La partie la plus inquiétante des résultats négatifs de l’enquête est peut-être la plage de dates d’interviews pour la publication en mars : du 17 février au 23 mars. Cela signifie que les deux tiers d’entre elles ont été réalisées après le début de la guerre. Si l’autre tiers avait également réagi après le début de la guerre, il est raisonnable de supposer que la baisse de confiance aurait été encore plus grave.

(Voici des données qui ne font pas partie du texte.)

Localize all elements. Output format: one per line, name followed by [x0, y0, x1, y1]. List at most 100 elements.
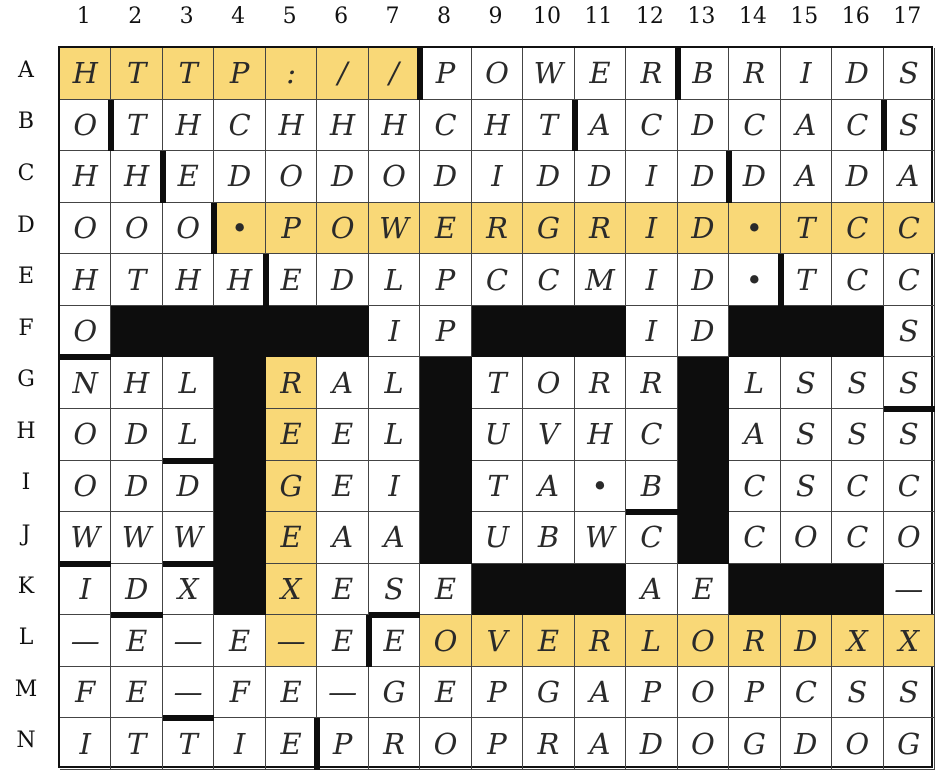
- grid-cell-A4[interactable]: P: [214, 48, 266, 100]
- grid-cell-I13[interactable]: [677, 460, 730, 513]
- grid-cell-L9[interactable]: V: [471, 615, 524, 667]
- grid-cell-G16[interactable]: S: [832, 357, 884, 409]
- grid-cell-B2[interactable]: T: [111, 99, 163, 152]
- grid-cell-K2[interactable]: D: [111, 563, 163, 616]
- grid-cell-M4[interactable]: F: [214, 666, 266, 719]
- grid-cell-I12[interactable]: B: [626, 460, 678, 513]
- grid-cell-M1[interactable]: F: [60, 666, 112, 719]
- grid-cell-F9[interactable]: [471, 305, 524, 358]
- grid-cell-K13[interactable]: E: [677, 563, 730, 616]
- grid-cell-B14[interactable]: C: [729, 99, 781, 152]
- grid-cell-A8[interactable]: P: [420, 48, 472, 100]
- grid-cell-F13[interactable]: D: [677, 305, 730, 358]
- grid-cell-C2[interactable]: H: [111, 151, 163, 203]
- grid-cell-F6[interactable]: [317, 305, 369, 358]
- grid-cell-C17[interactable]: A: [883, 151, 935, 203]
- grid-cell-H9[interactable]: U: [471, 409, 524, 461]
- grid-cell-M3[interactable]: —: [162, 666, 215, 719]
- grid-cell-C5[interactable]: O: [265, 151, 318, 203]
- grid-cell-G14[interactable]: L: [729, 357, 781, 409]
- grid-cell-C13[interactable]: D: [677, 151, 730, 203]
- grid-cell-I4[interactable]: [214, 460, 266, 513]
- grid-cell-G11[interactable]: R: [574, 357, 627, 409]
- grid-cell-G8[interactable]: [420, 357, 472, 409]
- grid-cell-B12[interactable]: C: [626, 99, 678, 152]
- grid-cell-G6[interactable]: A: [317, 357, 369, 409]
- grid-cell-D4[interactable]: •: [214, 202, 266, 255]
- grid-cell-E6[interactable]: D: [317, 254, 369, 306]
- grid-cell-E1[interactable]: H: [60, 254, 112, 306]
- grid-cell-J15[interactable]: O: [780, 512, 833, 564]
- grid-cell-N2[interactable]: T: [111, 718, 163, 770]
- grid-cell-A9[interactable]: O: [471, 48, 524, 100]
- grid-cell-K16[interactable]: [832, 563, 884, 616]
- grid-cell-J12[interactable]: C: [626, 512, 678, 564]
- grid-cell-I2[interactable]: D: [111, 460, 163, 513]
- grid-cell-N6[interactable]: P: [317, 718, 369, 770]
- grid-cell-N3[interactable]: T: [162, 718, 215, 770]
- grid-cell-I10[interactable]: A: [523, 460, 575, 513]
- grid-cell-H4[interactable]: [214, 409, 266, 461]
- grid-cell-N10[interactable]: R: [523, 718, 575, 770]
- grid-cell-H1[interactable]: O: [60, 409, 112, 461]
- grid-cell-L15[interactable]: D: [780, 615, 833, 667]
- grid-cell-I6[interactable]: E: [317, 460, 369, 513]
- grid-cell-K15[interactable]: [780, 563, 833, 616]
- grid-cell-C1[interactable]: H: [60, 151, 112, 203]
- grid-cell-I15[interactable]: S: [780, 460, 833, 513]
- grid-cell-G10[interactable]: O: [523, 357, 575, 409]
- grid-cell-K3[interactable]: X: [162, 563, 215, 616]
- grid-cell-B1[interactable]: O: [60, 99, 112, 152]
- grid-cell-B8[interactable]: C: [420, 99, 472, 152]
- grid-cell-L2[interactable]: E: [111, 615, 163, 667]
- grid-cell-M2[interactable]: E: [111, 666, 163, 719]
- grid-cell-B9[interactable]: H: [471, 99, 524, 152]
- grid-cell-L7[interactable]: E: [368, 615, 421, 667]
- grid-cell-M17[interactable]: S: [883, 666, 935, 719]
- grid-cell-M8[interactable]: E: [420, 666, 472, 719]
- grid-cell-D14[interactable]: •: [729, 202, 781, 255]
- grid-cell-E14[interactable]: •: [729, 254, 781, 306]
- grid-cell-K7[interactable]: S: [368, 563, 421, 616]
- grid-cell-B3[interactable]: H: [162, 99, 215, 152]
- grid-cell-L17[interactable]: X: [883, 615, 935, 667]
- grid-cell-M13[interactable]: O: [677, 666, 730, 719]
- grid-cell-A11[interactable]: E: [574, 48, 627, 100]
- grid-cell-M16[interactable]: S: [832, 666, 884, 719]
- grid-cell-H6[interactable]: E: [317, 409, 369, 461]
- grid-cell-L12[interactable]: L: [626, 615, 678, 667]
- grid-cell-J2[interactable]: W: [111, 512, 163, 564]
- grid-cell-J4[interactable]: [214, 512, 266, 564]
- grid-cell-H17[interactable]: S: [883, 409, 935, 461]
- grid-cell-D17[interactable]: C: [883, 202, 935, 255]
- grid-cell-E17[interactable]: C: [883, 254, 935, 306]
- grid-cell-E11[interactable]: M: [574, 254, 627, 306]
- grid-cell-K12[interactable]: A: [626, 563, 678, 616]
- grid-cell-C10[interactable]: D: [523, 151, 575, 203]
- grid-cell-N12[interactable]: D: [626, 718, 678, 770]
- grid-cell-K11[interactable]: [574, 563, 627, 616]
- grid-cell-H11[interactable]: H: [574, 409, 627, 461]
- grid-cell-J11[interactable]: W: [574, 512, 627, 564]
- grid-cell-N13[interactable]: O: [677, 718, 730, 770]
- grid-cell-L16[interactable]: X: [832, 615, 884, 667]
- grid-cell-K1[interactable]: I: [60, 563, 112, 616]
- grid-cell-N8[interactable]: O: [420, 718, 472, 770]
- grid-cell-C7[interactable]: O: [368, 151, 421, 203]
- grid-cell-F1[interactable]: O: [60, 305, 112, 358]
- grid-cell-E16[interactable]: C: [832, 254, 884, 306]
- grid-cell-I16[interactable]: C: [832, 460, 884, 513]
- grid-cell-N9[interactable]: P: [471, 718, 524, 770]
- grid-cell-N7[interactable]: R: [368, 718, 421, 770]
- grid-cell-C6[interactable]: D: [317, 151, 369, 203]
- grid-cell-H15[interactable]: S: [780, 409, 833, 461]
- grid-cell-C4[interactable]: D: [214, 151, 266, 203]
- grid-cell-C3[interactable]: E: [162, 151, 215, 203]
- grid-cell-F16[interactable]: [832, 305, 884, 358]
- grid-cell-A17[interactable]: S: [883, 48, 935, 100]
- grid-cell-A6[interactable]: /: [317, 48, 369, 100]
- grid-cell-L14[interactable]: R: [729, 615, 781, 667]
- grid-cell-L6[interactable]: E: [317, 615, 369, 667]
- grid-cell-C15[interactable]: A: [780, 151, 833, 203]
- grid-cell-H7[interactable]: L: [368, 409, 421, 461]
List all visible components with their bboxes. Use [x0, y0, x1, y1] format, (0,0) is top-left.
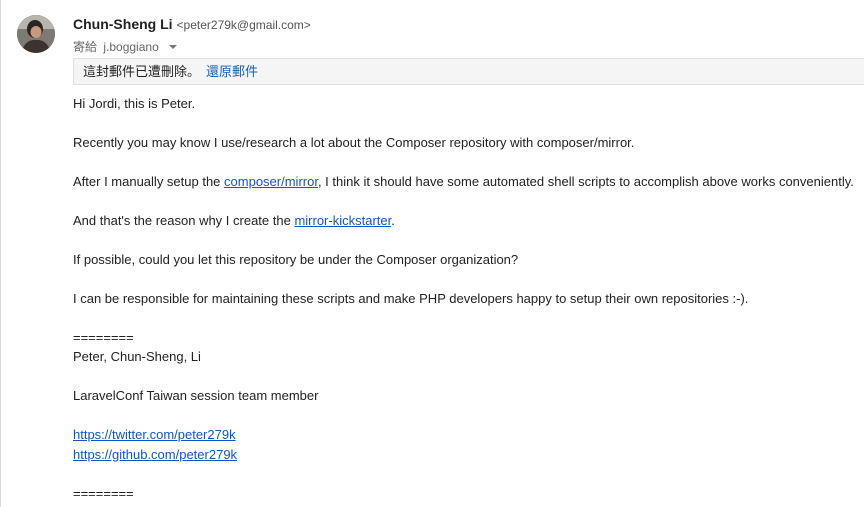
mirror-kickstarter-link[interactable]: mirror-kickstarter — [294, 213, 391, 228]
deleted-notice-text: 這封郵件已遭刪除。 — [83, 64, 201, 79]
recipient-name: j.boggiano — [103, 40, 159, 54]
sender-email: <peter279k@gmail.com> — [176, 18, 311, 32]
paragraph-4: If possible, could you let this reposito… — [73, 252, 519, 267]
recipient-line[interactable]: 寄給 j.boggiano — [73, 38, 178, 55]
github-link[interactable]: https://github.com/peter279k — [73, 447, 237, 462]
paragraph-1: Recently you may know I use/research a l… — [73, 135, 635, 150]
avatar-image — [17, 15, 55, 53]
deleted-notice: 這封郵件已遭刪除。 還原郵件 — [73, 58, 864, 85]
sender-name[interactable]: Chun-Sheng Li — [73, 16, 173, 32]
paragraph-3-end: . — [391, 213, 395, 228]
twitter-link-line: https://twitter.com/peter279k — [73, 427, 236, 443]
avatar[interactable] — [17, 15, 55, 53]
sender-line: Chun-Sheng Li <peter279k@gmail.com> — [73, 16, 311, 32]
paragraph-2-start: After I manually setup the — [73, 174, 225, 189]
signature-name: Peter, Chun-Sheng, Li — [73, 349, 201, 364]
chevron-down-icon[interactable] — [169, 45, 178, 49]
twitter-link[interactable]: https://twitter.com/peter279k — [73, 427, 236, 442]
undo-delete-link[interactable]: 還原郵件 — [206, 64, 258, 79]
paragraph-2-end: , I think it should have some automated … — [317, 174, 854, 189]
signature-separator: ======== — [73, 330, 134, 345]
paragraph-5: I can be responsible for maintaining the… — [73, 291, 749, 306]
paragraph-3: And that's the reason why I create the m… — [73, 213, 395, 229]
signature-role: LaravelConf Taiwan session team member — [73, 388, 319, 403]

Les attentes d’inflation pour l’année prochaine sont passées de 3,4 % à 3,8 % en mars, soit la plus forte augmentation mensuelle depuis avril 2025. Le chiffre actuel est en avance sur celui de 2024 et bien au-dessus des niveaux d’avant la pandémie, qui étaient constamment inférieurs à 2,8 %.

Mais l’enquête indique également que les réponses reçues après le 28 février, premier jour de la guerre, montraient des attentes d’inflation bien plus élevées que celles reçues auparavant.

Et si certaines sociétés d’investissement tirent la sonnette d’alarme, les analystes de BNP Paribas se montrent un peu plus tempérés.

L’économie américaine est bien positionnée pour résister à la crise pétrolière, selon BNP Paribas

Le pétrole brut Brent a atteint un niveau record de 147 dollars en 2008, passant d’environ 30 dollars le baril en 2003 à plus de 100 dollars début 2008, apparemment sous l’effet de la demande accrue de la Chine, selon Trading Economics. Mais tout aussi brusquement, les prix du Brent sont retombés sur terre, ne dépassant à nouveau les 100 dollars le baril qu’en 2022 pendant la pandémie de Covid.

Même si les analystes de BNP Paribas estiment qu’un choc prolongé accompagné d’une hausse modérée des prix entraînerait « probablement » des ajustements mineurs de ses perspectives de croissance, l’entreprise reste optimiste quant à l’économie américaine.

“Nous considérons que l’économie américaine est bien placée pour absorber le choc, car elle est désormais le plus grand producteur mondial de pétrole brut et un exportateur net d’énergie. La sensibilité de l’économie aux variations des prix du pétrole a diminué, tandis que les politiques monétaires et budgétaires, à l’exclusion des droits de douane, semblent stimulantes”, a déclaré Husby.

Le BNP a depuis un certain temps une vision supérieure au consensus sur l’économie américaine, affirmant qu’il a une vision “du verre à moitié plein” du marché du travail et s’attend à ce que le taux de chômage reste aux niveaux actuels.

Pour que la société modifie ses perspectives, elle estime que les prix du pétrole devraient dépasser largement les 150 dollars le baril.